Tryptophan: A gut microbiota-derived metabolites regulating inflammation

Lucie Etienne-Mesmin, Benoit Chassaing, Andrew T Gewirtz

Lucie Etienne-Mesmin, Benoit Chassaing, Andrew T Gewirtz, Center for Inflammation, Immunity, and Infection, Institute for Biomedical Sciences, Georgia State University, Atlanta, GA 30303, United States

Author contributions: Etienne-Mesmin L wrote the manuscript; Chassaing B and Gewirtz AT critically revised the manuscript.

Supported by National Institutes of Health (NIH), Nos. DK099071 and DK083890; the Career Development Award from the Crohn’s and Colitis Foundation of America (CCFA).

Conflict-of-interest statement: No potential conflicts of interest relevant to this article were reported.

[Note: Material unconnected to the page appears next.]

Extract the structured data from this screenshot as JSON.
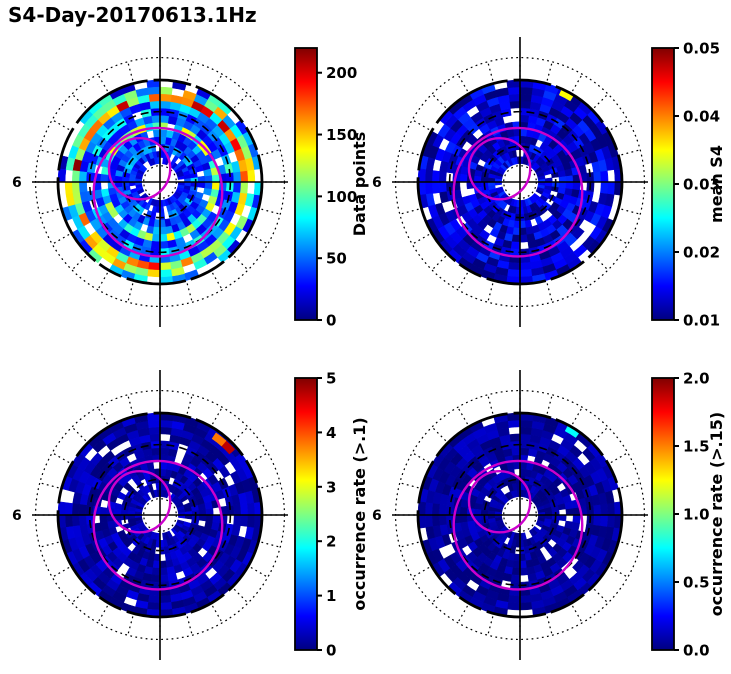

Open-Access: This article is an open-access article which was selected by an in-house editor and fully peer-reviewed by external reviewers. It is distributed in accordance with the Creative Commons Attribution Non Commercial (CC BY-NC 4.0) license, which permits others to distribute, remix, adapt, build upon this work non-commercially, and license their derivative works on different terms, provided the original work is properly cited and the use is non-commercial. See: http://creativecommons.org/licenses/by-nc/4.0/

Correspondence to: Lucie Etienne-Mesmin, PhD, Center for Inflammation, Immunity, and Infection, Institute for Biomedical Sciences, Georgia State University, 100 Piedmont Ave SE, Atlanta, GA 30303, United States. letiennemesmin@gsu.edu

Telephone: +1-404-4133589 Fax: +1-404-4133580

Received: August 12, 2016
Peer-review started: August 12, 2016
First decision: September 16, 2016
Revised: September 22, 2016
Accepted: October 22, 2016
Article in press: October 24, 2016
Published online: February 6, 2017

Abstract

Inflammatory bowel diseases (IBD), which comprise Crohn’s disease and ulcerative colitis, are chronic intestinal disorders with an increased prevalence and incidence over the last decade in many different regions over the world. The etiology of IBD is still not well defined, but evidence suggest that it results from perturbation of the homeostasis between the intestinal microbiota and the mucosal immune system, with the involvement of both genetic and environmental factors. Genome wide association studies, which involve large-scale genome-wide screening of potential polymorphism, have identified several mutations associated with IBD. Among them, Card9, a gene encoding an adapter molecule involved in innate immune response to fungi (via type C-lectin sensing) through the activation of IL-22 signaling pathway, has been identified as one IBD susceptible genes. Dietary compounds, which represent a source of energy and metabolites for gut bacteria, are also appreciated to be important actors in the etiology of IBD, for example by altering gut microbiota composition and by regulating the generation of short chain fatty acids. A noteworthy study published in the June 2016 issue of Nature Medicine by Lamas and colleagues investigates the interaction between Card9 and the gut microbiota in the generation of the microbiota-derived tryptophan metabolite. This study highlights the role of tryptophan in dampening intestinal inflammation in susceptible hosts.

Keywords: Intestinal inflammation, Tryptophan, Microbiota

Core tip: A noteworthy article published in Nature Medicine by Lamas and colleagues highlights the role of tryptophan, a microbiota-derived metabolite, in reducing inflammation in the gut. This commentary puts in perspective the main results from this study.